Le youtubeur Stéphane Édouard menace de poursuivre en justice deux autres chaînes pour injure publique. Ils interviennent sur la Tronche en Biais, on va en commenter quelques passages.
Alors, cette vidéo est la situation parfaite, la quintessence de ma raison d’être sur YouTube. Faire du drama et donc des vues et donc du pognon ? Me demanderas-tu ?! Il y a des jours où j’aimerais bien, mais je suis maudit : je suis trop honnête pour faire du contenu de merde comme ça.
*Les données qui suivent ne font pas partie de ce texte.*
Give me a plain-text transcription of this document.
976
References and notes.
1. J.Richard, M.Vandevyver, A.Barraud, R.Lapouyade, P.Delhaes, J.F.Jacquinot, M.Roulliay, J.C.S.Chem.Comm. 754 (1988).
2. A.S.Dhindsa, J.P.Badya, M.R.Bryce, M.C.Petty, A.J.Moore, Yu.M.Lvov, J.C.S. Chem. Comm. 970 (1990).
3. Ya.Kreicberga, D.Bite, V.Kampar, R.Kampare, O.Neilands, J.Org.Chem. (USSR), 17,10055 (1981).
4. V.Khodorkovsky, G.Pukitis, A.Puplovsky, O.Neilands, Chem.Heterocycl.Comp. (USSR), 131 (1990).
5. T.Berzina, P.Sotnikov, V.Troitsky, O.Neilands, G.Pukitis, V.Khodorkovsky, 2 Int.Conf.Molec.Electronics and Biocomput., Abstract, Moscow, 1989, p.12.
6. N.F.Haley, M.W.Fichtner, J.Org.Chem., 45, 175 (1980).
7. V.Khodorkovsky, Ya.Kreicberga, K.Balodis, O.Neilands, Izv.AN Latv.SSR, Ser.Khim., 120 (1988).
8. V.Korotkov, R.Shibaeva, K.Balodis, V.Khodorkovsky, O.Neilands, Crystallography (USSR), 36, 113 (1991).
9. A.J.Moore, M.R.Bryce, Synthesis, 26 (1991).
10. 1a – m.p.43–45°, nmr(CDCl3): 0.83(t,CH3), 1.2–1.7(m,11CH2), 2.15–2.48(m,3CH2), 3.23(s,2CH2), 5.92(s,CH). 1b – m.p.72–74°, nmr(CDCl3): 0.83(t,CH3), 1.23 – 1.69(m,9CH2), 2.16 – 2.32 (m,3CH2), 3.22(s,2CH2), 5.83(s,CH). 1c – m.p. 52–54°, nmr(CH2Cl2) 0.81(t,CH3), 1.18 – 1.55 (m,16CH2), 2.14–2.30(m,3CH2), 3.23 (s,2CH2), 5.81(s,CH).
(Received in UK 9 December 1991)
Ce sont des gens lambda qui se demandent comment et pourquoi la justice. Qui se disent, si jamais ça passait en l’état, ses poursuites judiciaires, ce serait injuste, des remarques de monsieur tout le monde qui ne connaît pas le droit. Et dans ce cas, c’est qui qu’on appelle ? (Moi bien sûr !)
Responsabilité pour les propos d’autrui
Sans plus attendre, on attaque directement avec un questionnement ô combien légitime.
Dans ce premier extrait (5’20), l’intervenant dit qu’il anime une radio libre et que c’est sur la base de propos de ses auditeurs qu’il est poursuivi.
Peut-on être condamné pour les propos d’autrui délivrés en direct ?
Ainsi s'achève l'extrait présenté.